Bifunctional catalysis by a metal ion and a carboxylate anion in hydrolysis of an alkyl ester and an alkyl amide in dimethyl sulfoxide: A carboxypeptidase a model

Abstract

Kinetics of the hydrolysis of methyl 2-carboxy-6-(2-imidazoleazo)benzoate ( 1) and N,N-dimethyl-2-carboxy-6-(2-imidazoleazo)benzamide ( 2) were investigated in the presence or absence of the Cu(II) or Ni(II) ion in water or in dimethyl sulfoxide (DMSO) containing 5% (v/v) water.
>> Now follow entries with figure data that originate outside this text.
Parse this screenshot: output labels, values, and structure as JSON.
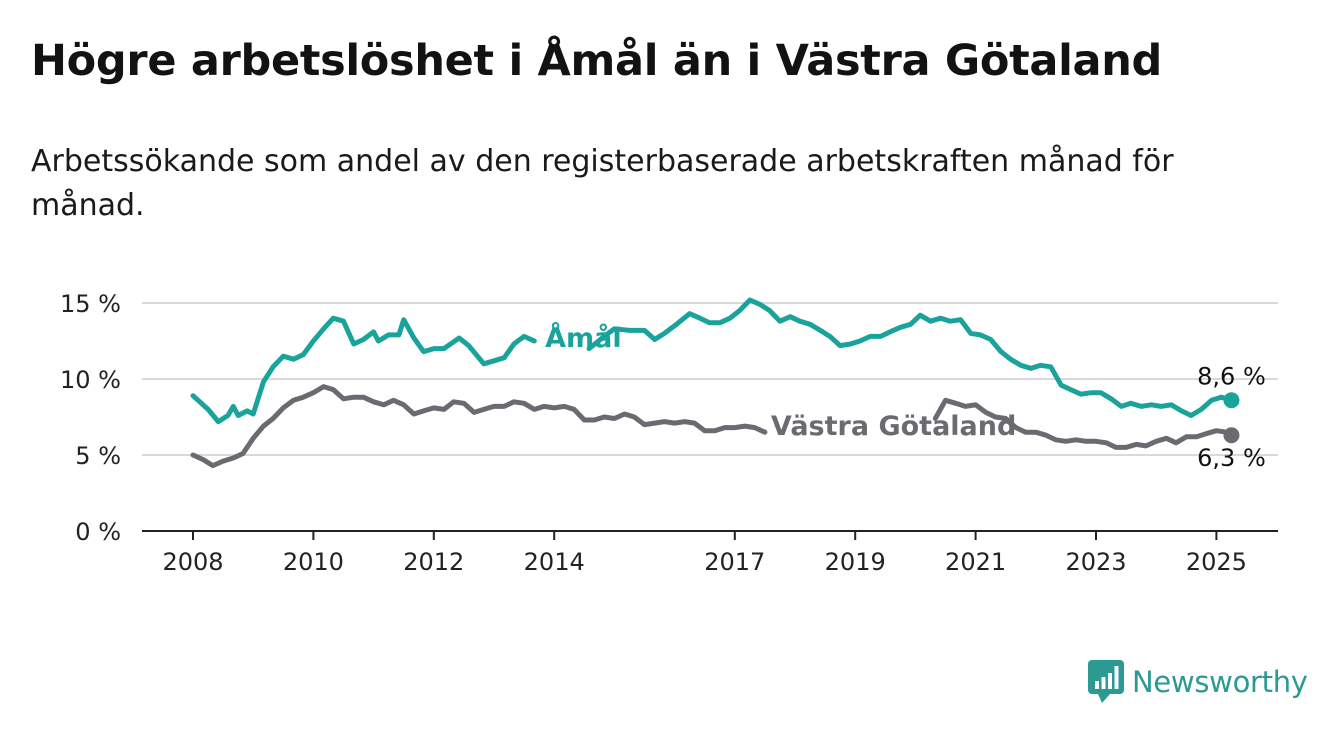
{
  "title": "Högre arbetslöshet i Åmål än i Västra Götaland",
  "subtitle": "Arbetssökande som andel av den registerbaserade arbetskraften månad för månad.",
  "brand": "Newsworthy",
  "colors": {
    "amal": "#1aa39a",
    "vg": "#6b6a70",
    "grid": "#d9d9d9",
    "axis": "#222222",
    "brand": "#2a9a93"
  },
  "chart_data": {
    "type": "line",
    "title": "Högre arbetslöshet i Åmål än i Västra Götaland",
    "ylim": [
      0,
      15
    ],
    "y_ticks": [
      0,
      5,
      10,
      15
    ],
    "y_tick_labels": [
      "0 %",
      "5 %",
      "10 %",
      "15 %"
    ],
    "x_ticks": [
      2008,
      2010,
      2012,
      2014,
      2017,
      2019,
      2021,
      2023,
      2025
    ],
    "x_tick_labels": [
      "2008",
      "2010",
      "2012",
      "2014",
      "2017",
      "2019",
      "2021",
      "2023",
      "2025"
    ],
    "grid": true,
    "series": [
      {
        "name": "Åmål",
        "color": "#1aa39a",
        "end_label": "8,6 %",
        "points": [
          [
            2008.0,
            8.9
          ],
          [
            2008.25,
            8.0
          ],
          [
            2008.42,
            7.2
          ],
          [
            2008.58,
            7.6
          ],
          [
            2008.67,
            8.2
          ],
          [
            2008.75,
            7.6
          ],
          [
            2008.9,
            7.9
          ],
          [
            2009.0,
            7.7
          ],
          [
            2009.17,
            9.8
          ],
          [
            2009.33,
            10.8
          ],
          [
            2009.5,
            11.5
          ],
          [
            2009.67,
            11.3
          ],
          [
            2009.83,
            11.6
          ],
          [
            2010.0,
            12.5
          ],
          [
            2010.17,
            13.3
          ],
          [
            2010.33,
            14.0
          ],
          [
            2010.5,
            13.8
          ],
          [
            2010.67,
            12.3
          ],
          [
            2010.83,
            12.6
          ],
          [
            2011.0,
            13.1
          ],
          [
            2011.08,
            12.5
          ],
          [
            2011.25,
            12.9
          ],
          [
            2011.42,
            12.9
          ],
          [
            2011.5,
            13.9
          ],
          [
            2011.67,
            12.7
          ],
          [
            2011.83,
            11.8
          ],
          [
            2012.0,
            12.0
          ],
          [
            2012.17,
            12.0
          ],
          [
            2012.42,
            12.7
          ],
          [
            2012.58,
            12.2
          ],
          [
            2012.83,
            11.0
          ],
          [
            2013.0,
            11.2
          ],
          [
            2013.17,
            11.4
          ],
          [
            2013.33,
            12.3
          ],
          [
            2013.5,
            12.8
          ],
          [
            2013.67,
            12.5
          ]
        ]
      },
      {
        "name": "Åmål",
        "color": "#1aa39a",
        "points": [
          [
            2014.58,
            12.0
          ],
          [
            2014.83,
            12.8
          ],
          [
            2015.0,
            13.3
          ],
          [
            2015.25,
            13.2
          ],
          [
            2015.5,
            13.2
          ],
          [
            2015.67,
            12.6
          ],
          [
            2015.83,
            13.0
          ],
          [
            2016.0,
            13.5
          ],
          [
            2016.25,
            14.3
          ],
          [
            2016.42,
            14.0
          ],
          [
            2016.58,
            13.7
          ],
          [
            2016.75,
            13.7
          ],
          [
            2016.92,
            14.0
          ],
          [
            2017.08,
            14.5
          ],
          [
            2017.25,
            15.2
          ],
          [
            2017.42,
            14.9
          ],
          [
            2017.58,
            14.5
          ],
          [
            2017.75,
            13.8
          ],
          [
            2017.92,
            14.1
          ],
          [
            2018.08,
            13.8
          ],
          [
            2018.25,
            13.6
          ],
          [
            2018.42,
            13.2
          ],
          [
            2018.58,
            12.8
          ],
          [
            2018.75,
            12.2
          ],
          [
            2018.92,
            12.3
          ],
          [
            2019.08,
            12.5
          ],
          [
            2019.25,
            12.8
          ],
          [
            2019.42,
            12.8
          ],
          [
            2019.58,
            13.1
          ],
          [
            2019.75,
            13.4
          ],
          [
            2019.92,
            13.6
          ],
          [
            2020.08,
            14.2
          ],
          [
            2020.25,
            13.8
          ],
          [
            2020.42,
            14.0
          ],
          [
            2020.58,
            13.8
          ],
          [
            2020.75,
            13.9
          ],
          [
            2020.92,
            13.0
          ],
          [
            2021.08,
            12.9
          ],
          [
            2021.25,
            12.6
          ],
          [
            2021.42,
            11.8
          ],
          [
            2021.58,
            11.3
          ],
          [
            2021.75,
            10.9
          ],
          [
            2021.92,
            10.7
          ],
          [
            2022.08,
            10.9
          ],
          [
            2022.25,
            10.8
          ],
          [
            2022.42,
            9.6
          ],
          [
            2022.58,
            9.3
          ],
          [
            2022.75,
            9.0
          ],
          [
            2022.92,
            9.1
          ],
          [
            2023.08,
            9.1
          ],
          [
            2023.25,
            8.7
          ],
          [
            2023.42,
            8.2
          ],
          [
            2023.58,
            8.4
          ],
          [
            2023.75,
            8.2
          ],
          [
            2023.92,
            8.3
          ],
          [
            2024.08,
            8.2
          ],
          [
            2024.25,
            8.3
          ],
          [
            2024.42,
            7.9
          ],
          [
            2024.58,
            7.6
          ],
          [
            2024.75,
            8.0
          ],
          [
            2024.92,
            8.6
          ],
          [
            2025.08,
            8.8
          ],
          [
            2025.25,
            8.6
          ]
        ]
      },
      {
        "name": "Västra Götaland",
        "color": "#6b6a70",
        "points": [
          [
            2008.0,
            5.0
          ],
          [
            2008.17,
            4.7
          ],
          [
            2008.33,
            4.3
          ],
          [
            2008.5,
            4.6
          ],
          [
            2008.67,
            4.8
          ],
          [
            2008.83,
            5.1
          ],
          [
            2009.0,
            6.1
          ],
          [
            2009.17,
            6.9
          ],
          [
            2009.33,
            7.4
          ],
          [
            2009.5,
            8.1
          ],
          [
            2009.67,
            8.6
          ],
          [
            2009.83,
            8.8
          ],
          [
            2010.0,
            9.1
          ],
          [
            2010.17,
            9.5
          ],
          [
            2010.33,
            9.3
          ],
          [
            2010.5,
            8.7
          ],
          [
            2010.67,
            8.8
          ],
          [
            2010.83,
            8.8
          ],
          [
            2011.0,
            8.5
          ],
          [
            2011.17,
            8.3
          ],
          [
            2011.33,
            8.6
          ],
          [
            2011.5,
            8.3
          ],
          [
            2011.67,
            7.7
          ],
          [
            2011.83,
            7.9
          ],
          [
            2012.0,
            8.1
          ],
          [
            2012.17,
            8.0
          ],
          [
            2012.33,
            8.5
          ],
          [
            2012.5,
            8.4
          ],
          [
            2012.67,
            7.8
          ],
          [
            2012.83,
            8.0
          ],
          [
            2013.0,
            8.2
          ],
          [
            2013.17,
            8.2
          ],
          [
            2013.33,
            8.5
          ],
          [
            2013.5,
            8.4
          ],
          [
            2013.67,
            8.0
          ],
          [
            2013.83,
            8.2
          ],
          [
            2014.0,
            8.1
          ],
          [
            2014.17,
            8.2
          ],
          [
            2014.33,
            8.0
          ],
          [
            2014.5,
            7.3
          ],
          [
            2014.67,
            7.3
          ],
          [
            2014.83,
            7.5
          ],
          [
            2015.0,
            7.4
          ],
          [
            2015.17,
            7.7
          ],
          [
            2015.33,
            7.5
          ],
          [
            2015.5,
            7.0
          ],
          [
            2015.67,
            7.1
          ],
          [
            2015.83,
            7.2
          ],
          [
            2016.0,
            7.1
          ],
          [
            2016.17,
            7.2
          ],
          [
            2016.33,
            7.1
          ],
          [
            2016.5,
            6.6
          ],
          [
            2016.67,
            6.6
          ],
          [
            2016.83,
            6.8
          ],
          [
            2017.0,
            6.8
          ],
          [
            2017.17,
            6.9
          ],
          [
            2017.33,
            6.8
          ],
          [
            2017.5,
            6.5
          ]
        ]
      },
      {
        "name": "Västra Götaland",
        "color": "#6b6a70",
        "points": [
          [
            2020.33,
            7.4
          ],
          [
            2020.5,
            8.6
          ],
          [
            2020.67,
            8.4
          ],
          [
            2020.83,
            8.2
          ],
          [
            2021.0,
            8.3
          ],
          [
            2021.17,
            7.8
          ],
          [
            2021.33,
            7.5
          ],
          [
            2021.5,
            7.4
          ],
          [
            2021.67,
            6.8
          ],
          [
            2021.83,
            6.5
          ],
          [
            2022.0,
            6.5
          ],
          [
            2022.17,
            6.3
          ],
          [
            2022.33,
            6.0
          ],
          [
            2022.5,
            5.9
          ],
          [
            2022.67,
            6.0
          ],
          [
            2022.83,
            5.9
          ],
          [
            2023.0,
            5.9
          ],
          [
            2023.17,
            5.8
          ],
          [
            2023.33,
            5.5
          ],
          [
            2023.5,
            5.5
          ],
          [
            2023.67,
            5.7
          ],
          [
            2023.83,
            5.6
          ],
          [
            2024.0,
            5.9
          ],
          [
            2024.17,
            6.1
          ],
          [
            2024.33,
            5.8
          ],
          [
            2024.5,
            6.2
          ],
          [
            2024.67,
            6.2
          ],
          [
            2024.83,
            6.4
          ],
          [
            2025.0,
            6.6
          ],
          [
            2025.17,
            6.5
          ],
          [
            2025.25,
            6.3
          ]
        ]
      }
    ],
    "labels": {
      "amal": "Åmål",
      "vg": "Västra Götaland",
      "amal_end": "8,6 %",
      "vg_end": "6,3 %"
    }
  }
}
In 95% (v/v) DMSO, potassium chloroacetate and chloroacetic acid were used as the buffer species. Potentiometric and spectral titration of chloroacetic acid, 1, M(II) 1 (metal-complexed 1), 2, and M(II) 2 in 95% (v/v) DMSO indicated that the carboxyl groups of M(II) 1 and M(II) 2 ionize almost fully over the pH range examined and that the imidazolyl NH groups of M(II) 1 and M(II) 2 are nearly as acidic as chloroacetic acid. The kinetic data obtained for the hydrolysis of Ni(II) 1 and Cu(II) 2 in 95% (v/v) DMSO revealed that the ester and the amide bonds are readily hydrolyzed through the catalytic action of the bivalent metal ion and the anionic form, instead of the acid form, of the carboxyl group. The cooperative catalytic action of the carboxylate anion and the metal ion in the hydrolysis of alkyl ester and alkyl amide bonds, which is characteristic of carboxypeptidase A action, is achieved with 1 and 2 by using 95% (v/v) DMSO as the reaction medium. Mechanisms of the model reactions are analyzed, and implications of the present results on the mechanism of carboxypeptidase A are discussed.